The museum building was erected in 1898 to house a collection of New Zealand artefacts, brought back to Kelburn by the 7th Earl of Glasgow – David Boyle. In 1892, after a naval career, he became Governor of New Zealand. Among the interesting objects he brought back are Maori spears, Kauri gum, and some wild birds, including gulls and penguins.
Alongside the New Zealand collection, you will find examples of some common domestic and agricultural implements used in Ayrshire at the turn of the century.
An exhibition of idiosyncratic cartoons is displayed in the Old Byre, located in the courtyard.
The colourful and satirical cartoons were drawn by British artist Don Aldridge.

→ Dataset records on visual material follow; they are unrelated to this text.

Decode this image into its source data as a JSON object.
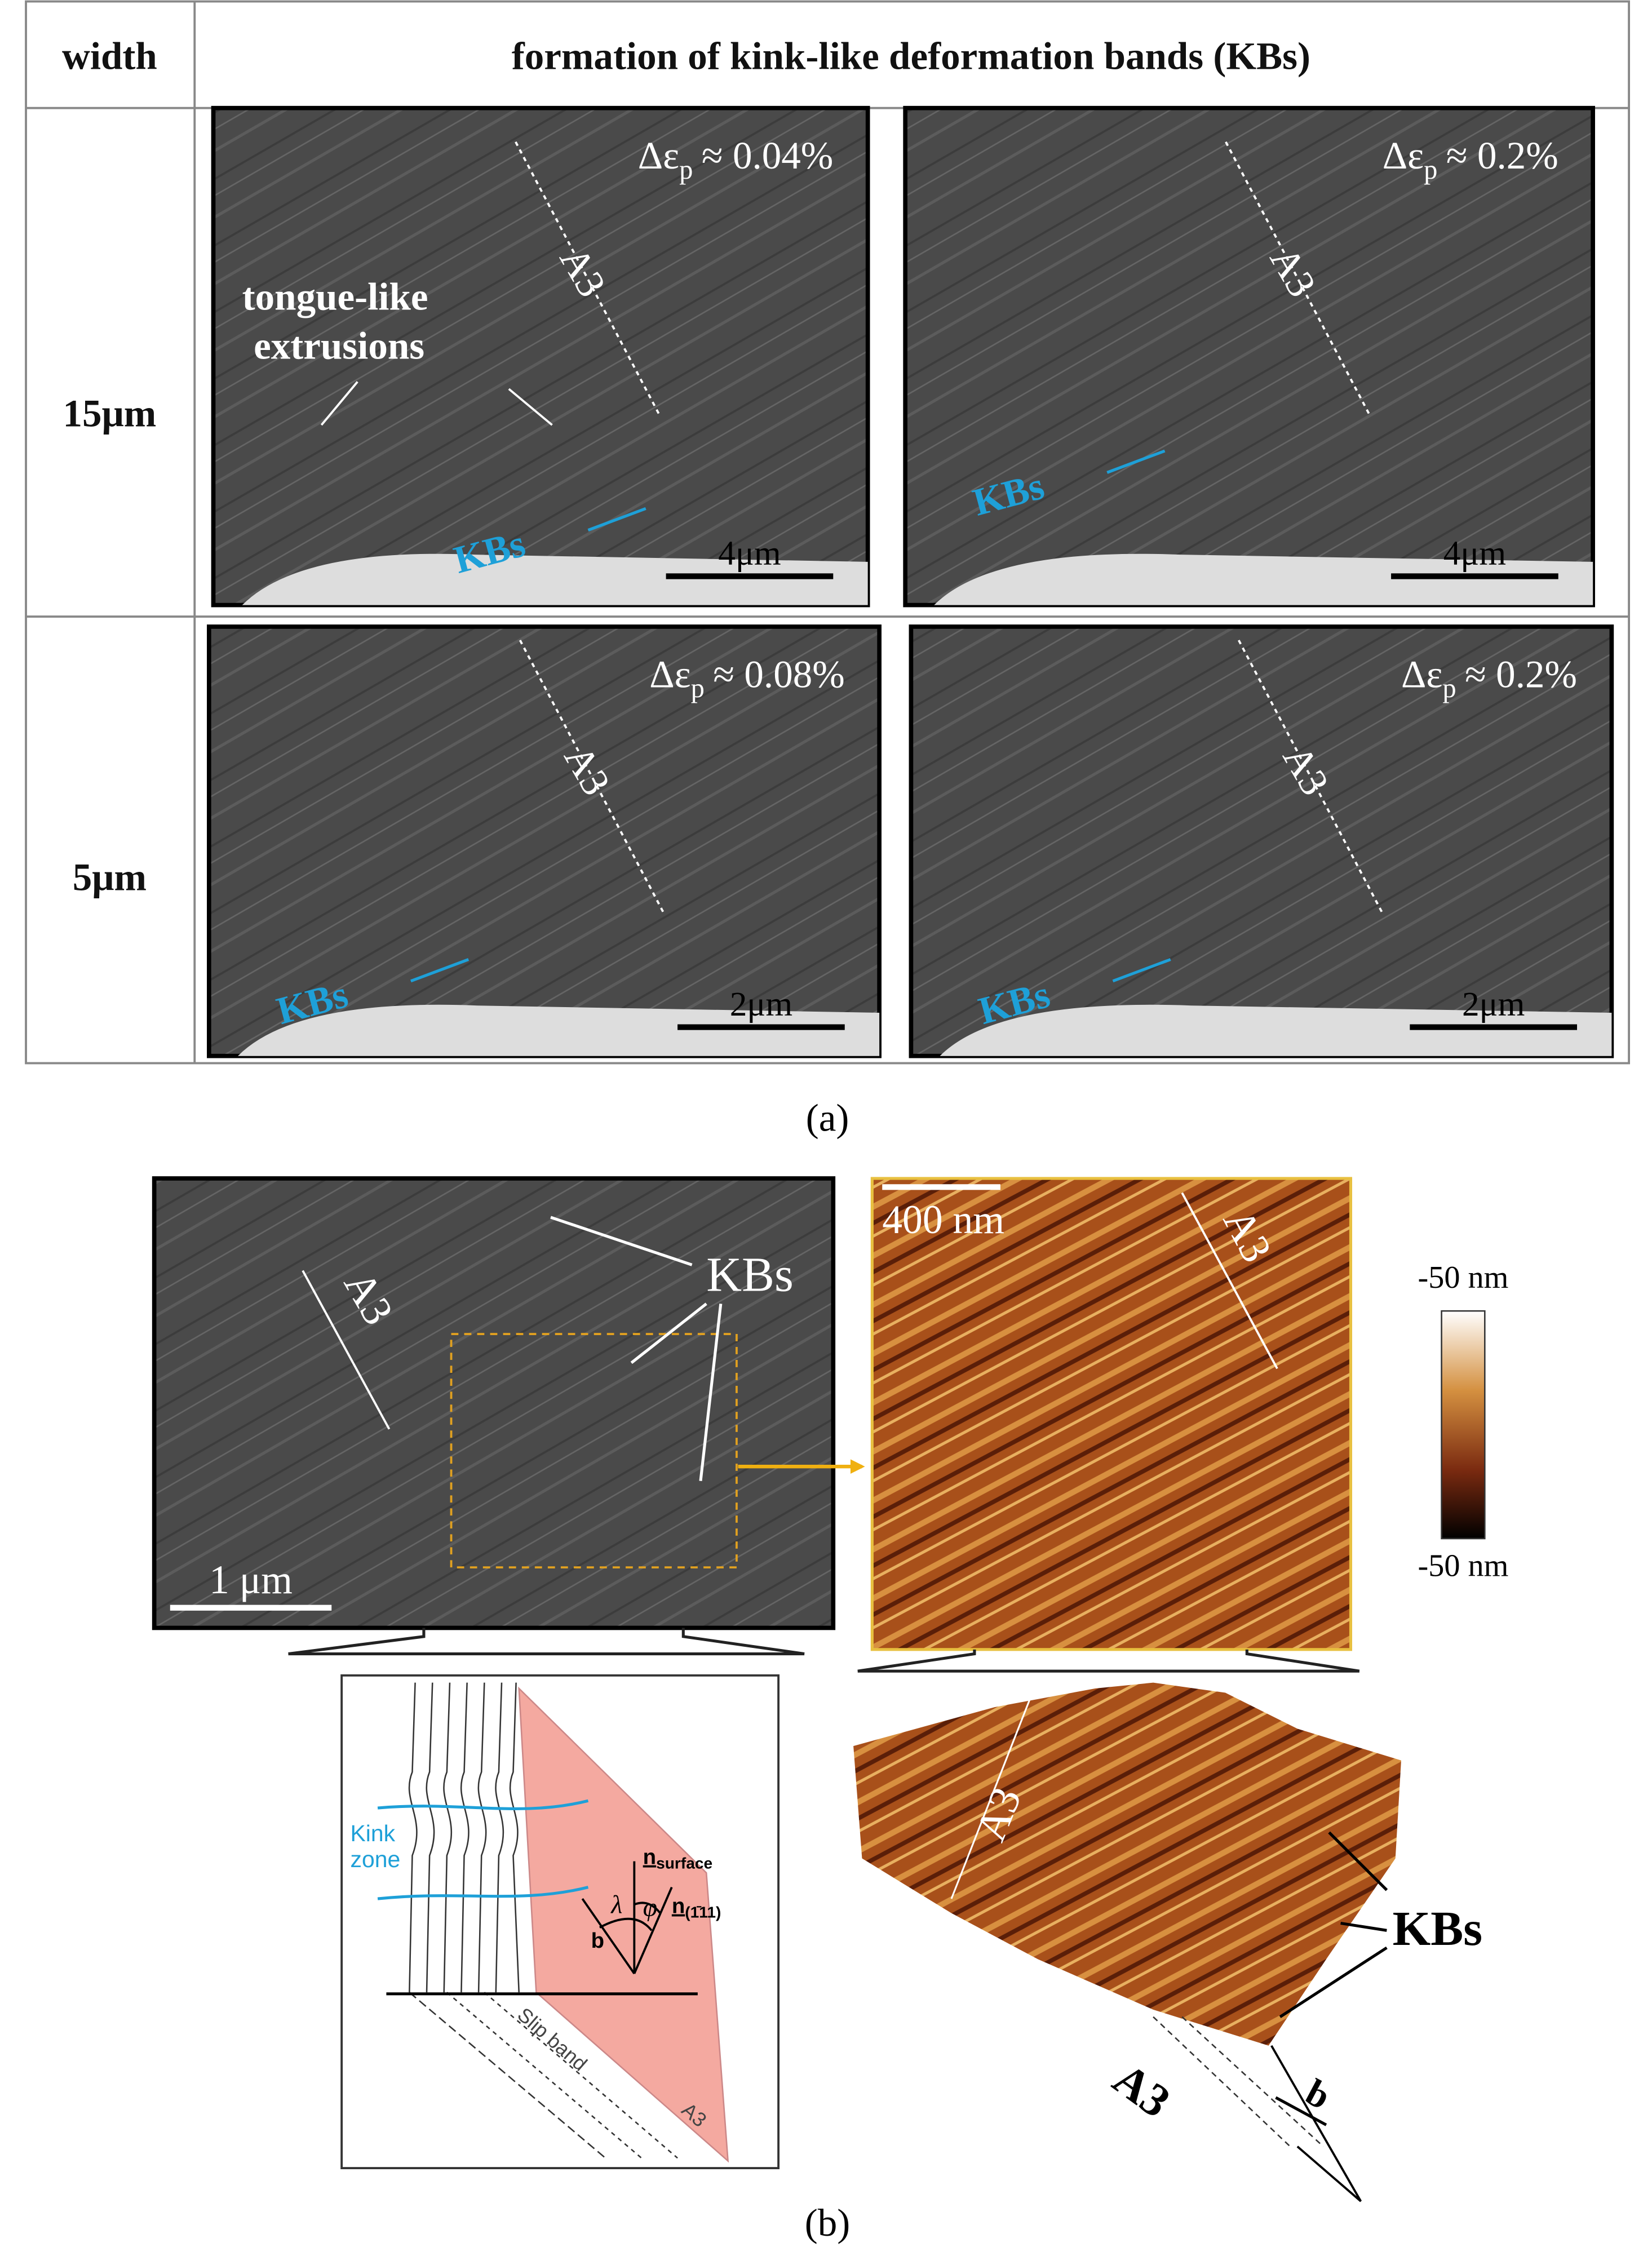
{
  "table": {
    "header": [
      "width",
      "formation of kink-like deformation bands (KBs)"
    ],
    "rows": [
      "15μm",
      "5μm"
    ]
  },
  "panels": [
    {
      "strain_symbol": "Δε",
      "strain_sub": "p",
      "strain_value": "≈ 0.04%",
      "plane": "A3",
      "kbs": "KBs",
      "scale_bar": "4μm",
      "note_1": "tongue-like",
      "note_2": "extrusions"
    },
    {
      "strain_symbol": "Δε",
      "strain_sub": "p",
      "strain_value": "≈ 0.2%",
      "plane": "A3",
      "kbs": "KBs",
      "scale_bar": "4μm"
    },
    {
      "strain_symbol": "Δε",
      "strain_sub": "p",
      "strain_value": "≈ 0.08%",
      "plane": "A3",
      "kbs": "KBs",
      "scale_bar": "2μm"
    },
    {
      "strain_symbol": "Δε",
      "strain_sub": "p",
      "strain_value": "≈ 0.2%",
      "plane": "A3",
      "kbs": "KBs",
      "scale_bar": "2μm"
    }
  ],
  "caption_a": "(a)",
  "caption_b": "(b)",
  "part_b": {
    "sem": {
      "plane": "A3",
      "kbs": "KBs",
      "scale_bar": "1 μm"
    },
    "afm": {
      "scale_bar": "400 nm",
      "plane": "A3"
    },
    "colorbar": {
      "top": "-50 nm",
      "bottom": "-50 nm"
    },
    "schematic": {
      "kink": "Kink",
      "zone": "zone",
      "n_surface": "n",
      "n_surface_sub": "surface",
      "lambda": "λ",
      "phi": "φ",
      "b": "b",
      "n_111": "n",
      "n_111_sub": "(1̄11)",
      "slip_band": "Slip band",
      "plane": "A3"
    },
    "surface_3d": {
      "plane": "A3",
      "kbs": "KBs",
      "plane_2": "A3",
      "b": "b"
    }
  }
}
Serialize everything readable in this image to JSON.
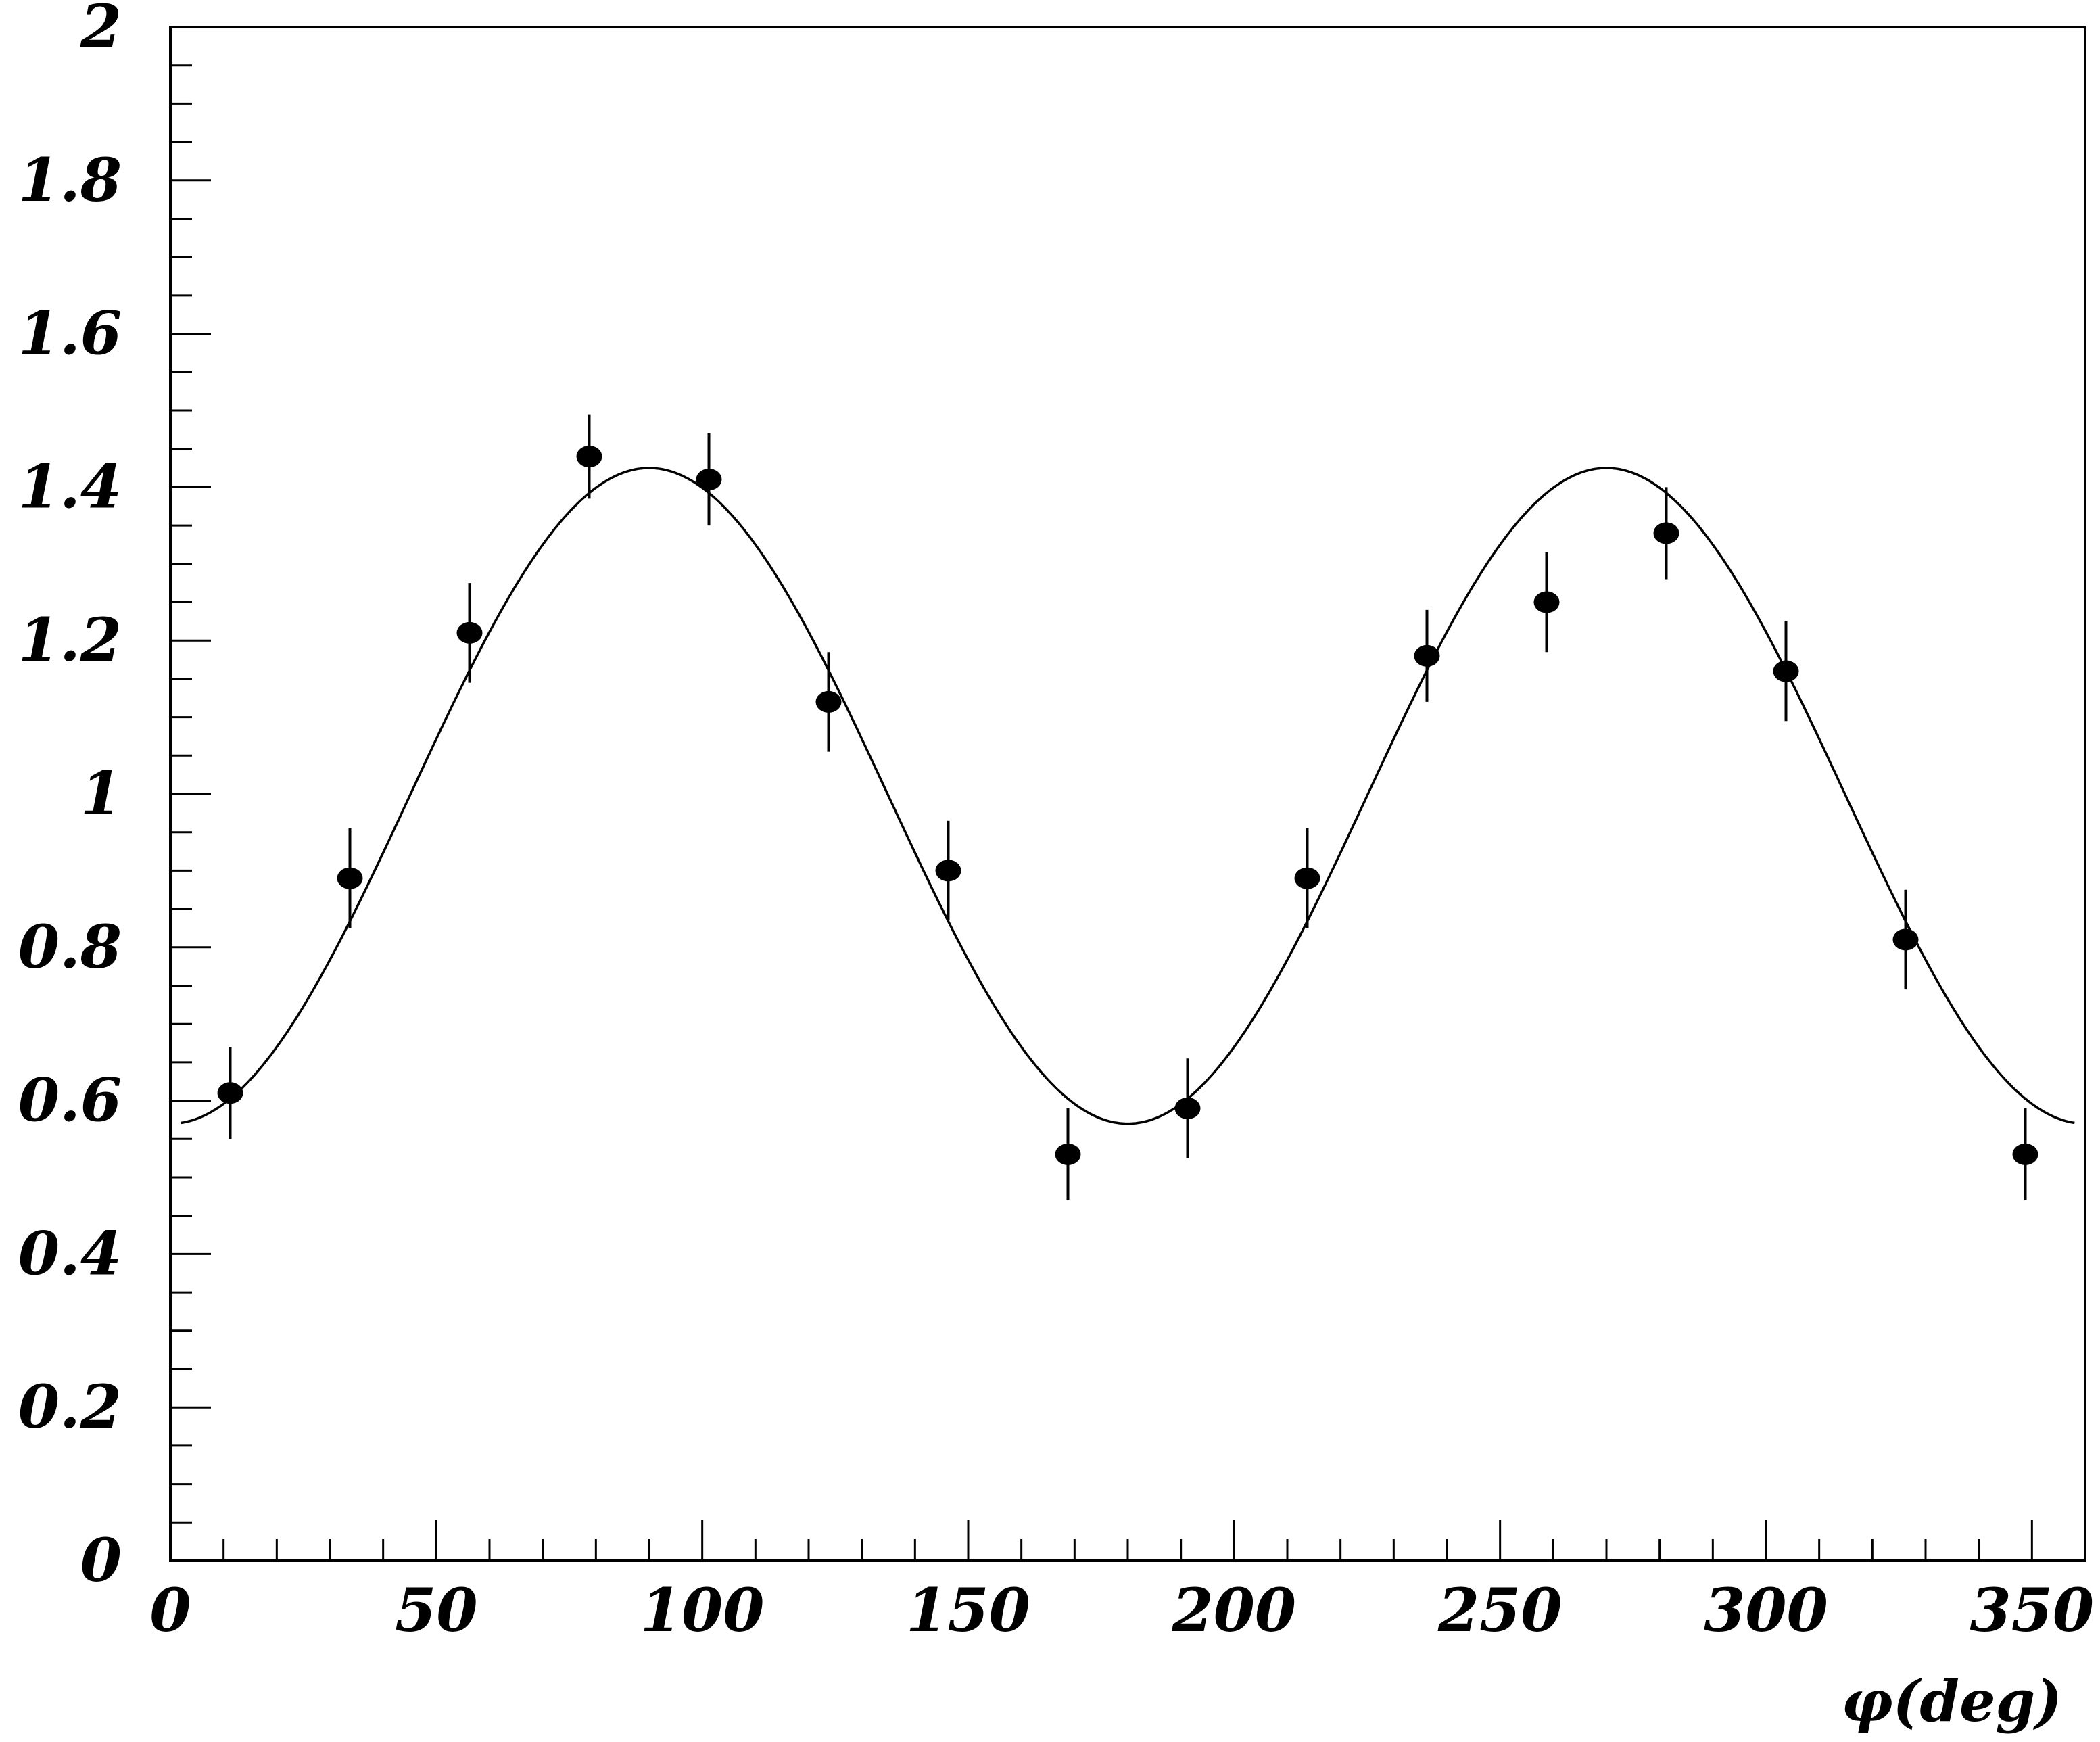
{
  "chart_data": {
    "type": "scatter",
    "title": "",
    "xlabel": "φ(deg)",
    "ylabel": "",
    "xlim": [
      0,
      360
    ],
    "ylim": [
      0,
      2
    ],
    "x_ticks": [
      0,
      50,
      100,
      150,
      200,
      250,
      300,
      350
    ],
    "y_ticks": [
      0,
      0.2,
      0.4,
      0.6,
      0.8,
      1,
      1.2,
      1.4,
      1.6,
      1.8,
      2
    ],
    "y_tick_labels": [
      "0",
      "0.2",
      "0.4",
      "0.6",
      "0.8",
      "1",
      "1.2",
      "1.4",
      "1.6",
      "1.8",
      "2"
    ],
    "x_tick_labels": [
      "0",
      "50",
      "100",
      "150",
      "200",
      "250",
      "300",
      "350"
    ],
    "grid": false,
    "legend": "none",
    "series": [
      {
        "kind": "points-with-errors",
        "x": [
          11.25,
          33.75,
          56.25,
          78.75,
          101.25,
          123.75,
          146.25,
          168.75,
          191.25,
          213.75,
          236.25,
          258.75,
          281.25,
          303.75,
          326.25,
          348.75
        ],
        "y": [
          0.61,
          0.89,
          1.21,
          1.44,
          1.41,
          1.12,
          0.9,
          0.53,
          0.59,
          0.89,
          1.18,
          1.25,
          1.34,
          1.16,
          0.81,
          0.53
        ],
        "yerr": [
          0.06,
          0.065,
          0.065,
          0.055,
          0.06,
          0.065,
          0.065,
          0.06,
          0.065,
          0.065,
          0.06,
          0.065,
          0.06,
          0.065,
          0.065,
          0.06
        ]
      },
      {
        "kind": "fit-curve",
        "model": "a + b*sin^2(phi)",
        "a": 0.57,
        "b": 0.855,
        "x_range": [
          2,
          358
        ]
      }
    ]
  }
}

The comic gallery shows the story of the Boyle family, who have owned the Kelburn lands since the 12th century.
Follow the story of the family, from their arrival in Britain, to (almost) modern day when the 10th Earl of Glasgow persuades his father to open the grounds to the public.
The Rangers Centre
The Ranger Centre is open daily and offers a range of educational displays and fun activities.
Use the displays to learn all about symbiosis and echolocation, and discover what we can do to save the bees and our oceans.
Create a masterpiece to rival the castle in our colouring corner; use touch to guess what’s hiding in the discovery boxes; and match the animals to their food, in our wee ‘What’s for Dinner’ game.
The Ranger Centre is regularly used for educational talks and top up activities, throughout the school holidays.